这里我有一段代码是一个函数，用于计算一个函数的积分。在代码中，function（）被定义为要集成的函数。

我正在学习并行编程，因此需要并行编写此代码。原始程序是顺序的，因为每次迭代都会将发送操作执行到另一个处理器。我想要实现使其并行，是要对其他3个可用处理器执行每个循环迭代3发送操作。想象一下，有1个处理器划分任务（等级= 0），而其他3个处理器进行实际计算。

请注意，这是一大段代码，但我还添加了一些注释，以使其更加清晰：

顺序代码：

    if (myRank == 0)
    {
        // I am the controller,distribute the work
        for (step = 0; step < maxSteps; step++)
        {
            x[0] = x_start + stepSize*step;
            x[1] = x_start + stepSize*(step+1);
            nextRank = step % (numProcs-1) + 1;
            // Send the work
            MPI_Send(x,2,MPI_DOUBLE,nextRank,TAG_WORK,MPI_COMM_WORLD);
            // Receive the result
            MPI_Recv(y,MPI_COMM_WORLD,MPI_STATUS_IGNORE);
            sum += stepSize*0.5*(y[0]+y[1]);
        }
        // Signal workers to stop by sending empty messages with tag TAG_END
        for (nextRank = 1; nextRank < numProcs; nextRank++)
            MPI_Send(&nextRank,MPI_INT,TAG_END,MPI_COMM_WORLD);
    }
    else
    {
        while (1)
        {
            // I am a worker,wait for work

            // Receive the left and right points of the trapezoid and compute
            // the corresponding function values.

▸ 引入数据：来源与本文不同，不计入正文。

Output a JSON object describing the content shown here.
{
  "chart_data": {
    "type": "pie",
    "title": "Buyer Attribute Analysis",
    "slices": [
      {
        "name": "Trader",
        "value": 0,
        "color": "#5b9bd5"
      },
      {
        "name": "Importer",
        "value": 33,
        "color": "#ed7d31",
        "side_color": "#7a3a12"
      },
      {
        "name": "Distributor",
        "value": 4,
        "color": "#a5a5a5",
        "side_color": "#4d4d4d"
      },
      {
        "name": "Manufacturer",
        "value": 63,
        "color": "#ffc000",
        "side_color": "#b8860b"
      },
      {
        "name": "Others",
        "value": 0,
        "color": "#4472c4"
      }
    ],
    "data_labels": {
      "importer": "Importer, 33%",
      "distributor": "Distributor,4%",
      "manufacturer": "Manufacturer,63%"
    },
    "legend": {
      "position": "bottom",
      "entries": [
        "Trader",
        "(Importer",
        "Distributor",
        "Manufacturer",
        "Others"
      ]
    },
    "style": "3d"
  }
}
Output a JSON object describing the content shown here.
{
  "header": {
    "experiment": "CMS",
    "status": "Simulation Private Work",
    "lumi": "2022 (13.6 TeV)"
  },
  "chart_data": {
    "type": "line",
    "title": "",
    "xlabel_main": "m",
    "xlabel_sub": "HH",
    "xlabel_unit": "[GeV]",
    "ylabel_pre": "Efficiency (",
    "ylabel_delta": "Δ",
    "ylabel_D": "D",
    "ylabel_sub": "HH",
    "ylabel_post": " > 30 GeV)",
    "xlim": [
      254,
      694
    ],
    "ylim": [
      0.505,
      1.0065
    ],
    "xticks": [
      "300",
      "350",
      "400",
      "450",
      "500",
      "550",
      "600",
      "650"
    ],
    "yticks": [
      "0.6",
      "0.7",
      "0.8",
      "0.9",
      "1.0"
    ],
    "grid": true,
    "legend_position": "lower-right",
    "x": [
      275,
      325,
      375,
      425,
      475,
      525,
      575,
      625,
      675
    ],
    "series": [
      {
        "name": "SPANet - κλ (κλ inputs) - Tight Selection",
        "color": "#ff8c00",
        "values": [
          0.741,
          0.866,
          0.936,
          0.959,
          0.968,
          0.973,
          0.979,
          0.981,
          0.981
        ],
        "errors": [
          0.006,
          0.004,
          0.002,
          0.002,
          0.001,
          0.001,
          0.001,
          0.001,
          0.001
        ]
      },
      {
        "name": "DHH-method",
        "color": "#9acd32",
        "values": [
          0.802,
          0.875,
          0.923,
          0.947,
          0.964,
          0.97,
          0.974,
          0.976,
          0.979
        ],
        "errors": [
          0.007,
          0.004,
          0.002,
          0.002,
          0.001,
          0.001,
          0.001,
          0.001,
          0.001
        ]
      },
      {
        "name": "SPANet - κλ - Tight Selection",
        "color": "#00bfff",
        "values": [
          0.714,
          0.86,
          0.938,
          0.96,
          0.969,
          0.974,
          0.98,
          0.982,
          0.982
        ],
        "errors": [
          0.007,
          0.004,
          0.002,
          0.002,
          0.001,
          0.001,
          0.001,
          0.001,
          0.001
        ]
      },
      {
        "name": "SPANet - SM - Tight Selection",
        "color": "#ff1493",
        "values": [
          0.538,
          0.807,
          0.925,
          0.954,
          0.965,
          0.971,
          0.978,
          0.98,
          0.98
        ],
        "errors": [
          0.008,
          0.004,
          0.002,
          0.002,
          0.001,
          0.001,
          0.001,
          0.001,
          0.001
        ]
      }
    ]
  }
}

If the tag is TAG_END,don't
            // compute but exit.
            MPI_Recv(x,MPI_ANY_TAG,&status);
            if (status.MPI_TAG == TAG_END) break;
            y[0] = f(x[0]);
            y[1] = f(x[1]);
            // Send back the computed result
            MPI_Send(y,MPI_COMM_WORLD);
        }
    }
    return sum;
}

要使其并行化，我确实对其进行了硬编码，以明确说明自己的工作。我以3的步长使循环递增。我添加了新的数组来存储x和y值。我要做的是首先将x值收集到特定的数组中。然后，我将x值的每个数组发送到新处理器。然后，我执行另一个函数以获得y值。然后，我将它们发送回处理器（等级= 0）以添加所有“集成片”。

尝试并行化代码

 if (myRank == 0)
    {
        // I am the controller,distribute the work
        for (step = 0; step < maxSteps; step+3)
        {
            x1[0] = x_start + stepSize*step;
            x1[1] = x_start + stepSize*(step+1);
            x2[0] = x_start + stepSize*(step+1);
            x2[1] = x_start + stepSize*((step+1)+1);
            x3[0] = x_start + stepSize*(step+2);
            x3[1] = x_start + stepSize*((step+1)+2);
            nextRank = step % (numProcs-1) + 1;
            // Send the work
            MPI_Send(x1,1,MPI_COMM_WORLD);
            MPI_Send(x2,MPI_COMM_WORLD);
            MPI_Send(x3,3,MPI_COMM_WORLD);
            // Receive the result
            MPI_Recv(y1,MPI_STATUS_IGNORE);
            sum += stepSize*0.5*(y1[0]+y1[1]);
            MPI_Recv(y2,MPI_STATUS_IGNORE);
            sum += stepSize*0.5*(y2[0]+y2[1]);
            MPI_Recv(y3,MPI_STATUS_IGNORE);
            sum += stepSize*0.5*(y3[0]+y3[1]);
        }
        // Signal workers to stop by sending empty messages with tag TAG_END
        for (nextRank = 1; nextRank < numProcs; nextRank++)
            MPI_Send(&nextRank,MPI_COMM_WORLD);
    }
    else if (myRank = 1)
    {
        while (1)
        {
            MPI_Recv(x1,&status);
            if (status.MPI_TAG == TAG_END) break;
            y1[0] = func(x1[0]);
            y1[1] = func(x1[1]);
            // Send back the computed result
            MPI_Send(y1,MPI_COMM_WORLD);
        }
    }
    
    else if (myRank = 2)
    {
        while (1)
        {
            MPI_Recv(x2,&status);
            if (status.MPI_TAG == TAG_END) break;
            y2[0] = func(x2[0]);
            y2[1] = func(x2[1]);
            // Send back the computed result
            MPI_Send(y2,MPI_COMM_WORLD);
        }
    }
    
    else if (myRank = 3)
    {
        while (1)
        {
            MPI_Recv(x3,&status);
            if (status.MPI_TAG == TAG_END) break;
            y3[0] = func(x3[0]);
            y3[1] = func(x3[1]);
            // Send back the computed result
            MPI_Send(y3,MPI_COMM_WORLD);
        }
    }
    return sum;
}

问题是我不再输出。恐怕我造成了僵局，但我找不到位置。我可以收到有关此方法的反馈吗？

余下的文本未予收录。